White collar crime tends to refer to crimes committed at a business by a businessman or woman. Such crimes might include embezzlement or fraud. Criminology expert and sociologist Edwin Sutherland came up with the term in a 1939 speech. He posited that people are more likely to commit crimes when they are surrounded by criminal behavior of others. This philosophy relates to punishment of white collar crime by the US justice system. This type of criminal is sometimes considered less likely to commit another crime, and punishment may be softer than for crimes involving violence.
Today, the definition may also refer to the socio-economic status of the person committing the crime. A person from the middle or upper classes commits a white collar crime simply because of his origin. However, if the crime is violent in nature, it would likely not be described using this term.
Most people believe that white collar crime is a less punishable offense, than a mugging where violence is threatened or a similar crime. However, crimes like embezzlement, the stealing of company funds, may ultimately harm more people. If the money cannot be recovered, a criminal might technically steal all the savings of people who depend upon those savings in order to live. This criminal has caused more damage by his actions than the mugger, but the mugger may be more likely to receive a stiffer sentence.

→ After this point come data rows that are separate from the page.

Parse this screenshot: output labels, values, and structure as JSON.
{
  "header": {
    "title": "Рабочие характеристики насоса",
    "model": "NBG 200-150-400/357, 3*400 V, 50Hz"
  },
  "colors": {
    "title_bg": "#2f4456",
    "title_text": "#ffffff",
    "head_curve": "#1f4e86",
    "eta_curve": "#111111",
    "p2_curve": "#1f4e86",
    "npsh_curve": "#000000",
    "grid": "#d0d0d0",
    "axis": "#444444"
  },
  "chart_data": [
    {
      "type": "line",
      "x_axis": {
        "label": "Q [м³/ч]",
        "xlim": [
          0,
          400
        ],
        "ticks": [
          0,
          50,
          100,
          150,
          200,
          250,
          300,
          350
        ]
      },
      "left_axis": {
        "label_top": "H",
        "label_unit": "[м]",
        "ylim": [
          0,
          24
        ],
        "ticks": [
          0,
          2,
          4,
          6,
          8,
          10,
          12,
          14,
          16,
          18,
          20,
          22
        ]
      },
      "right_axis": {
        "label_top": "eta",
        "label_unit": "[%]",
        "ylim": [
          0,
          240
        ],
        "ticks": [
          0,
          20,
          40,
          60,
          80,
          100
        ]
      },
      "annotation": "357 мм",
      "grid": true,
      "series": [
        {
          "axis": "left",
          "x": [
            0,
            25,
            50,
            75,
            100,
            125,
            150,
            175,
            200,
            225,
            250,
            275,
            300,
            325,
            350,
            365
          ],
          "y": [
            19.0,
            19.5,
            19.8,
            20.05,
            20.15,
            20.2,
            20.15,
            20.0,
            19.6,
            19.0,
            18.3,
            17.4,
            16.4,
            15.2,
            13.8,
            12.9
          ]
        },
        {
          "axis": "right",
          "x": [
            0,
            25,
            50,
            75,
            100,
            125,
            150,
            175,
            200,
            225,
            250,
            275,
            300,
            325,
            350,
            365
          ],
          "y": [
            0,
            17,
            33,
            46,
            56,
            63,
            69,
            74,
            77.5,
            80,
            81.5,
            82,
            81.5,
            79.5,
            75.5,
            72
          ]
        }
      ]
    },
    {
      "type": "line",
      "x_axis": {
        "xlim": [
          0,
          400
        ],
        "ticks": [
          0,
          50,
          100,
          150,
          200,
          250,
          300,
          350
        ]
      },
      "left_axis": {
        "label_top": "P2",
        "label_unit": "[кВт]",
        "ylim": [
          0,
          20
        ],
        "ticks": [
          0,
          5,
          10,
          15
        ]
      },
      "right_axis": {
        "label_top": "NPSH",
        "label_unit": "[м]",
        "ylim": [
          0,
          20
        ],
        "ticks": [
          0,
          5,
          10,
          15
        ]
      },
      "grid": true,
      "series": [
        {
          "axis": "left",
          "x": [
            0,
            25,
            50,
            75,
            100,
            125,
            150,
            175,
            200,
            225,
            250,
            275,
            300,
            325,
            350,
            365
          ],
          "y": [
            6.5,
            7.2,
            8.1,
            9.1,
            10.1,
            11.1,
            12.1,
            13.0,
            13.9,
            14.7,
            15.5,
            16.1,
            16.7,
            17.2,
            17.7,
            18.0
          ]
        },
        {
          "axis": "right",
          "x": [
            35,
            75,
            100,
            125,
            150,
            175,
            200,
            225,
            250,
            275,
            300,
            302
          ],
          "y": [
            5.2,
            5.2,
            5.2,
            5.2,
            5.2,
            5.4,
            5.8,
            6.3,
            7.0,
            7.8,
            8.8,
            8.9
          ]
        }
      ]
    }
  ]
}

Since white collar crime tends to occur among those of higher socio-economic standing, an advantage is gained. Most people can afford a better lawyer to argue in their defense. Those of lower socio-economic standing are not likely to be able to afford a private lawyer and must rely on public defense attorneys. It has been statistically shown that most clients fare better with a private lawyer.
Generally, a white collar criminal also has the advantage of being housed in a minimum-security prison. Such an environment offers greater freedom and is generally considered a safer environment than maximum-security prisons. Thus this type of crime is often not considered with the same gravity as other offenses, even when a person has damaged the lives of others beyond repair.